My dad gets up and starts coming toward me.

“Fern,” Holden says. “Stop it.”

“He’s dead!” I yell, ignoring him. “Charlie is dead!”

My dad is pulling me backward. His hands squeeze my arms hard as he pulls me, and I welcome the pain. Anything to make the other pain I feel go away. But I know it can’t. I struggle so he’ll squeeze harder.

“Come on,” he says calmly. “Let’s go outside.”

He drags me to the door. Holden gets up, too, but my dad motions for him to stay.

The restaurant is totally quiet except for me struggling in my dad’s arms.

“He’s dead!” I yell one more time before the door slides closed. “He’s dead.”





AS SOON AS WE GET OUTSIDE, my dad lets go of my arm. I run to the picnic table and crawl below. The underside is covered with more carvings and dried-up gum in different colors. I pull my knees to my chest and try to disappear.

My father’s footsteps crunch in the leaves and stop next to the table.

“Fern,” he says.

I pull myself into a smaller ball.

He sits down and leans under. “I don’t think I can fit in there.”

I shift my body a little so my back is to him.

“All right.” He sighs and bends down, struggling through the space between the seat and the tabletop. He finally manages to squeeze himself under. He sits cross-legged, facing me. And waits.

“Fern,” he says quietly. “Look at me.”

I shake my head, keeping my face covered with my arms.

He touches my arm, then gently pulls his hand away.

“You seemed pretty angry in there.”

“I’m not going to apologize,” I say.

“I wasn’t going to ask you to.” He shifts and bumps his head. “Not very comfortable under here, is it?”

“Charlie liked it.”

He nods.

“I know how upset you are,” he says. “I understand.”

“No, you don’t,” I say.

“Well, I want to. Will you talk to me?”

“Everyone was acting like Charlie was just some happy memory. Like they’ve already moved on. I don’t want to move on! I don’t want him to be just a memory. I want him back.”

“We all do,” my dad says quietly.

“And everyone knows it’s my fault, but no one will admit it. Mom and Sara blame themselves a little, but I think they also blame me. They won’t look at me. Mom won’t even . . . She hasn’t even . . . I want her to hold me. But she doesn’t. She’s like a stranger.”

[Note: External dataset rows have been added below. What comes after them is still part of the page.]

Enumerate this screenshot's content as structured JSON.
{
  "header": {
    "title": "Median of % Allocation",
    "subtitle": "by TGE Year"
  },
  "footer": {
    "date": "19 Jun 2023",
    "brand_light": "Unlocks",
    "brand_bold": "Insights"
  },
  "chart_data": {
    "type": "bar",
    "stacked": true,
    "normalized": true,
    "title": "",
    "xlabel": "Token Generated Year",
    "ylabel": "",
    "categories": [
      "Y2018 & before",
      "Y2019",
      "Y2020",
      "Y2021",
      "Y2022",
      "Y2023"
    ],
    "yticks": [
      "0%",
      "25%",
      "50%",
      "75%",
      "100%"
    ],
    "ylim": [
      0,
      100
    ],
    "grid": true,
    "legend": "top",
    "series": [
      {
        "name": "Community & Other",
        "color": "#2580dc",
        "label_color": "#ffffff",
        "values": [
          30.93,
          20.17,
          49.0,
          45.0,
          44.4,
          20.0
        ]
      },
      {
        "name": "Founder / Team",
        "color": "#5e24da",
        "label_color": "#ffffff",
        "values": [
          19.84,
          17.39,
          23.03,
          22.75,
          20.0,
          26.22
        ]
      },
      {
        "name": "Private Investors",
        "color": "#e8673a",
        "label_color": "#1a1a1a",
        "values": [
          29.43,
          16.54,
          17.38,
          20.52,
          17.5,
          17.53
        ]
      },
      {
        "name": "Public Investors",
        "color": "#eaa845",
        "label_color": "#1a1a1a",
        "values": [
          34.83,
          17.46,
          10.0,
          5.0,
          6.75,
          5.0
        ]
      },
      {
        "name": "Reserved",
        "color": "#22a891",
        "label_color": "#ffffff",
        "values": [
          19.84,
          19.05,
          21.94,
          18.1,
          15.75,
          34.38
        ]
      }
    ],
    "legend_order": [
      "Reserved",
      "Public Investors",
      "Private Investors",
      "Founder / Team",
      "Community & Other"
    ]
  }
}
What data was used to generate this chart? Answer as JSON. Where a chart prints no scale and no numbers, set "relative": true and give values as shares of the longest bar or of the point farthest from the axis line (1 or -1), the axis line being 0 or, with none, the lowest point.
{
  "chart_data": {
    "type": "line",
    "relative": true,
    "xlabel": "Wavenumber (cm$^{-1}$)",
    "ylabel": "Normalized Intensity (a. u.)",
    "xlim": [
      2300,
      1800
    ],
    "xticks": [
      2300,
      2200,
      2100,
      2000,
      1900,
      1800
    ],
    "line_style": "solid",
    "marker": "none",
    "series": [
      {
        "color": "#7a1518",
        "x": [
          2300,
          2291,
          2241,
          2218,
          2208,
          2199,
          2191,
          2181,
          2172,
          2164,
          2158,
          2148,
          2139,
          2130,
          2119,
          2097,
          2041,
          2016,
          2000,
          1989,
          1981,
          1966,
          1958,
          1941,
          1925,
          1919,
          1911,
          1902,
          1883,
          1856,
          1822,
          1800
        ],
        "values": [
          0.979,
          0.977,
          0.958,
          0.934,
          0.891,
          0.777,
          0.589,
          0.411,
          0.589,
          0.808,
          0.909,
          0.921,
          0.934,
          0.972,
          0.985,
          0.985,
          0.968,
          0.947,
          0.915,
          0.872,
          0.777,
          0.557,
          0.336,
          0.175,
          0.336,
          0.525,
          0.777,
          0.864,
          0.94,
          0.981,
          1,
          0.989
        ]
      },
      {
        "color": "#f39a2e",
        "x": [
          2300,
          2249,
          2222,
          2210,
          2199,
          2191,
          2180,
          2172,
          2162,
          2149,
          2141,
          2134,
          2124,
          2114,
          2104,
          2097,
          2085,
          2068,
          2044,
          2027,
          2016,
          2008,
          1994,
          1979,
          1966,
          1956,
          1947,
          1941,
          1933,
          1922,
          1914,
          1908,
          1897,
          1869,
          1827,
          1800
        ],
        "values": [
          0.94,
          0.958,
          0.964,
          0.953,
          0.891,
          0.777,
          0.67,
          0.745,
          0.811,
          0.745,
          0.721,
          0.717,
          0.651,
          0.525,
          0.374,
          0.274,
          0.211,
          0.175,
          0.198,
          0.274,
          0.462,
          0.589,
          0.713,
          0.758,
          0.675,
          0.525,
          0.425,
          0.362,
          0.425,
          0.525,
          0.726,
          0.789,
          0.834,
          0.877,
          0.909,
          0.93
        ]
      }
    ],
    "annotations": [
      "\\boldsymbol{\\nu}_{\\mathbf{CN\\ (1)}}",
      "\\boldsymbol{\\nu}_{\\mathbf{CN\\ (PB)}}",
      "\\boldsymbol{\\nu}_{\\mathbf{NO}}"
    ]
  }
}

My dad reaches over and touches my knee. “This is impossibly hard on everyone,” he says. “We’re all trying to cope in our own way.”

“But I need her! I need her to be my mom! Why can she hold Sara but not me?”

“I’ll hold you,” he says, and he leans forward and pulls me to him. He rubs my back the way my mom used to, but it doesn’t feel the same.

“We’re being punished,” I say into his dress shirt. “We didn’t pay enough attention to him, so he got taken away from us. We didn’t deserve him.”

“No.”

“Yes!”

“No. You know that’s not true. Life doesn’t work that way.”

“There has to be a reason!”

“Stop it, Fern. Just . . . stop. Could we have paid more attention to Charlie? Sure. Heck, I know there were times when it was my turn to watch him and I’d get distracted by other things. But, honey, God doesn’t punish little kids for other people’s mistakes. It doesn’t work that way.”